How to use the Smart Nudging Engine
The Smart Nudging Engine can be used to do three main things:
- Measuring effectiveness: Metrics such as click rate, view time, and self-report are used to measure the effectiveness of a nudge.
- Finding optimal nudge: Algorithms like recommender systems and reinforcement learning help find the best nudge for each nudgee or group.
- Generating nudge: Models like GPT-4, Dall-E, and Stable Diffusion are used to generate nudges based on provided components.
There are three use cases for the Smart Nudging Engine:
1. When the user provides 1 nudge:
- The engine measures the nudge's effectiveness using metrics like click rate, view time, and self-report.
- The user can make informed decisions on whether to continue using the nudge or make changes to improve its effectiveness.

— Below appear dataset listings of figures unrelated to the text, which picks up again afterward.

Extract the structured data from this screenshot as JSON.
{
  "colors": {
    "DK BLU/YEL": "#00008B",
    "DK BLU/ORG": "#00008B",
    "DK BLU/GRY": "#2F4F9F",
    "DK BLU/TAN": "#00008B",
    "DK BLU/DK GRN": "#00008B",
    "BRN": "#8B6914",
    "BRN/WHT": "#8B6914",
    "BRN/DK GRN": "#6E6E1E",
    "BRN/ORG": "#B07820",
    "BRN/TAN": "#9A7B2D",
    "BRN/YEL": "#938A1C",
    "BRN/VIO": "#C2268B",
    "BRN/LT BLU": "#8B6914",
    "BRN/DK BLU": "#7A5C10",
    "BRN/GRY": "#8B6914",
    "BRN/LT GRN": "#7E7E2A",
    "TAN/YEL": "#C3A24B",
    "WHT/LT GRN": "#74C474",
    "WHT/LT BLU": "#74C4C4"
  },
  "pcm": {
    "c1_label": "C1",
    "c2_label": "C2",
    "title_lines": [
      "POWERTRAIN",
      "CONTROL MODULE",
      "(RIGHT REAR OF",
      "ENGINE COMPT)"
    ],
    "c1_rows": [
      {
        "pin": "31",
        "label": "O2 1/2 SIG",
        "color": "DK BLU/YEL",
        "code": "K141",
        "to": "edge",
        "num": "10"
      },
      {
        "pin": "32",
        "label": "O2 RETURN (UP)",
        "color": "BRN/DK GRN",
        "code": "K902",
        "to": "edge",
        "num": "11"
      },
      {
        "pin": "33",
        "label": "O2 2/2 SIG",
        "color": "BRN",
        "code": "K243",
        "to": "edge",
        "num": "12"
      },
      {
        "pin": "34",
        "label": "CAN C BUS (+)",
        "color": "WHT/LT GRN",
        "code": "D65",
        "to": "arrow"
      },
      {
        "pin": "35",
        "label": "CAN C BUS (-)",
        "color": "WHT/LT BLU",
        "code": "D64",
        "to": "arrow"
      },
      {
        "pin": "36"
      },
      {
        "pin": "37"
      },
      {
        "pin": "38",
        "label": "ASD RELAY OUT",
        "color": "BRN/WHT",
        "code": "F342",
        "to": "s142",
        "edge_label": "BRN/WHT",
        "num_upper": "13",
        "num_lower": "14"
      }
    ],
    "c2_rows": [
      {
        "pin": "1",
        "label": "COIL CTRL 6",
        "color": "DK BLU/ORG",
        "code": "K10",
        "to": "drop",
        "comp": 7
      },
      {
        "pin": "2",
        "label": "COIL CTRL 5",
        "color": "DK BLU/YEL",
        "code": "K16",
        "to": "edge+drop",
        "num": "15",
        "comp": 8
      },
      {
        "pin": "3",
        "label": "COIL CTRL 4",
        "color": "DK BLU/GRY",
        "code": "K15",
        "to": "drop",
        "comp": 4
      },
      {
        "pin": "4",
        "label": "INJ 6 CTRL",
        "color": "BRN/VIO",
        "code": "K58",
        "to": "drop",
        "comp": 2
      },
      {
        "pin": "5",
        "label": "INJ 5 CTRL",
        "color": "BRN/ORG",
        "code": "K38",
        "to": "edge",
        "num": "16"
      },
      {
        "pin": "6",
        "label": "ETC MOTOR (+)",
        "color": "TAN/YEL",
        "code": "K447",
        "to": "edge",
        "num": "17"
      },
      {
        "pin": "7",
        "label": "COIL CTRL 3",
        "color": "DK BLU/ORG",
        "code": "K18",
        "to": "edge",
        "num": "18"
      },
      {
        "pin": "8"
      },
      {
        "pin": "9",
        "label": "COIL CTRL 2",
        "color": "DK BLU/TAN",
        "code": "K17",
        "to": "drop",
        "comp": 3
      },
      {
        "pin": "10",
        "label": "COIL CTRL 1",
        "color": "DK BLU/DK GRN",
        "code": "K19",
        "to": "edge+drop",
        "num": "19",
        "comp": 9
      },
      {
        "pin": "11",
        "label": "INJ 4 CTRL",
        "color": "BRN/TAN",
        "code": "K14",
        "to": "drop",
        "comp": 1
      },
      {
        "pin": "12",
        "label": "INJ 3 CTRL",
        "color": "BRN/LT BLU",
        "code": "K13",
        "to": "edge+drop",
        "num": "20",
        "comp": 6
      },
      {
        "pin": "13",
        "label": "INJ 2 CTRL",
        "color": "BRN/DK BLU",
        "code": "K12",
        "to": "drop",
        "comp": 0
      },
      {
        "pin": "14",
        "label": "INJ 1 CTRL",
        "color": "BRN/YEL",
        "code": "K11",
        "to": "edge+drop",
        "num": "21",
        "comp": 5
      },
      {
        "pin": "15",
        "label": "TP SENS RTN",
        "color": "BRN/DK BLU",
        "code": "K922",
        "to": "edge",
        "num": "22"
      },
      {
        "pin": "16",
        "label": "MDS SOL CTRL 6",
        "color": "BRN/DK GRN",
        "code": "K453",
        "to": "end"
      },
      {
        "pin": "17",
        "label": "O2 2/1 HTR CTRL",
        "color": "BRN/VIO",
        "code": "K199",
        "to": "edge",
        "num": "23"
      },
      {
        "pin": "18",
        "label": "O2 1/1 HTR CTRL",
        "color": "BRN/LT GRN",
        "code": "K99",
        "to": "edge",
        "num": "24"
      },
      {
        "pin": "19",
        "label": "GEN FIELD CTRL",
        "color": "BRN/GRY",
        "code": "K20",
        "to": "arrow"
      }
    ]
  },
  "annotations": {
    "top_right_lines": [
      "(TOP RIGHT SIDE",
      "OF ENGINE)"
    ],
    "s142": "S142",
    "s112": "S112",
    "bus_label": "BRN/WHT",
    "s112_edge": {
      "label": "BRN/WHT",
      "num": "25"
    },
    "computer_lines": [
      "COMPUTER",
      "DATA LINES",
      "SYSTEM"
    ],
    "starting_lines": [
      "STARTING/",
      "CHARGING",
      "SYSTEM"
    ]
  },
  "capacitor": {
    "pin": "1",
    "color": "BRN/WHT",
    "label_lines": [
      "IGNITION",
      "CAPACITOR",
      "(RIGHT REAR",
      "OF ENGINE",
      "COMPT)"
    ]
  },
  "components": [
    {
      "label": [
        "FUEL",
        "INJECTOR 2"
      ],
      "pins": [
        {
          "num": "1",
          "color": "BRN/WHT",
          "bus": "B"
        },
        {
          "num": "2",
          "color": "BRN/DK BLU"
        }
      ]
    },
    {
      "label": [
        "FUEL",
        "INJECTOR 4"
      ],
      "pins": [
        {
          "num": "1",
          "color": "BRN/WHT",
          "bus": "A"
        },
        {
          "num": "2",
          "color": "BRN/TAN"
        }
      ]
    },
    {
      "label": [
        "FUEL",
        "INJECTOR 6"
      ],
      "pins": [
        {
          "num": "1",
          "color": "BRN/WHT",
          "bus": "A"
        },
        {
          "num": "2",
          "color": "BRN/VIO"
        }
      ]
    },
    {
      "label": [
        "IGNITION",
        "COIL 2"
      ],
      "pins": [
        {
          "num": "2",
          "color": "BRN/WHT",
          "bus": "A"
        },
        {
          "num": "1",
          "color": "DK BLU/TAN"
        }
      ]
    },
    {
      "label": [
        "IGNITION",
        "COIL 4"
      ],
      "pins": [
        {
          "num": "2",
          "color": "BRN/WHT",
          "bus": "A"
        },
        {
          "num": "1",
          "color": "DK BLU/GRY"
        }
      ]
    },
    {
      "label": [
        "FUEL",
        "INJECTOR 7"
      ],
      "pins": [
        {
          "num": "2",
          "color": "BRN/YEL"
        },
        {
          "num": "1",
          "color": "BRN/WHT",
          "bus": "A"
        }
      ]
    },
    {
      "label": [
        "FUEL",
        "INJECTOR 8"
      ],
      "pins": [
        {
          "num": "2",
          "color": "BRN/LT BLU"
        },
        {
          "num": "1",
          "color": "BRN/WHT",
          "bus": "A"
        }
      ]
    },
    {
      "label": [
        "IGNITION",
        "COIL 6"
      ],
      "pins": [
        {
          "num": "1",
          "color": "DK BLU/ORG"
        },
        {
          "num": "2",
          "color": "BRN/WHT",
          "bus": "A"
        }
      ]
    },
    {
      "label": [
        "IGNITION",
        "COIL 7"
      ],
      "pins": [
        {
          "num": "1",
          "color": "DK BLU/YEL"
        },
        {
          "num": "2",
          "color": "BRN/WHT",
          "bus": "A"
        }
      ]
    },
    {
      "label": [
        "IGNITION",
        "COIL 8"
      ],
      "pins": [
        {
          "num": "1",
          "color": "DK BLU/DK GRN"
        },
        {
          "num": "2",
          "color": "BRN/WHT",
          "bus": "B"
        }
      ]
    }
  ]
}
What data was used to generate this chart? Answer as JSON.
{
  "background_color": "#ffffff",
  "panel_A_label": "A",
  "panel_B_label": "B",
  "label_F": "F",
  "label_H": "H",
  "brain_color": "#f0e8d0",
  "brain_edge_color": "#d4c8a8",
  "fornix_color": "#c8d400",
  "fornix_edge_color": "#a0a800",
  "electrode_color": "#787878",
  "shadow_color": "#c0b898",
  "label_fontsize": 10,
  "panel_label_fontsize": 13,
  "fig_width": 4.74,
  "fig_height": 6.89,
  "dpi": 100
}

2. When the user provides n nudges:
- The engine measures the effectiveness of each nudge.
- The engine finds the optimal nudge for each nudgee or group.
- Users can do this manually by assigning nudges to different groups and using metric values and actions to calculate effectiveness.
- Alternatively, users can do this automatically using weights and algorithms like recommender systems and reinforcement learning.
3. When the user provides n nudge components:
- The engine generates different nudges.
- The engine measures the effectiveness of each nudge.
- The engine finds the optimal nudge for each nudgee or group.
To add data to the database, follow this order:
- Metric types
- Nudgees
- Groups
- Configurations
The order for pre-made or generated nudges, config, or nudges may vary. After completing these steps, add actions and assign nudges to nudgees.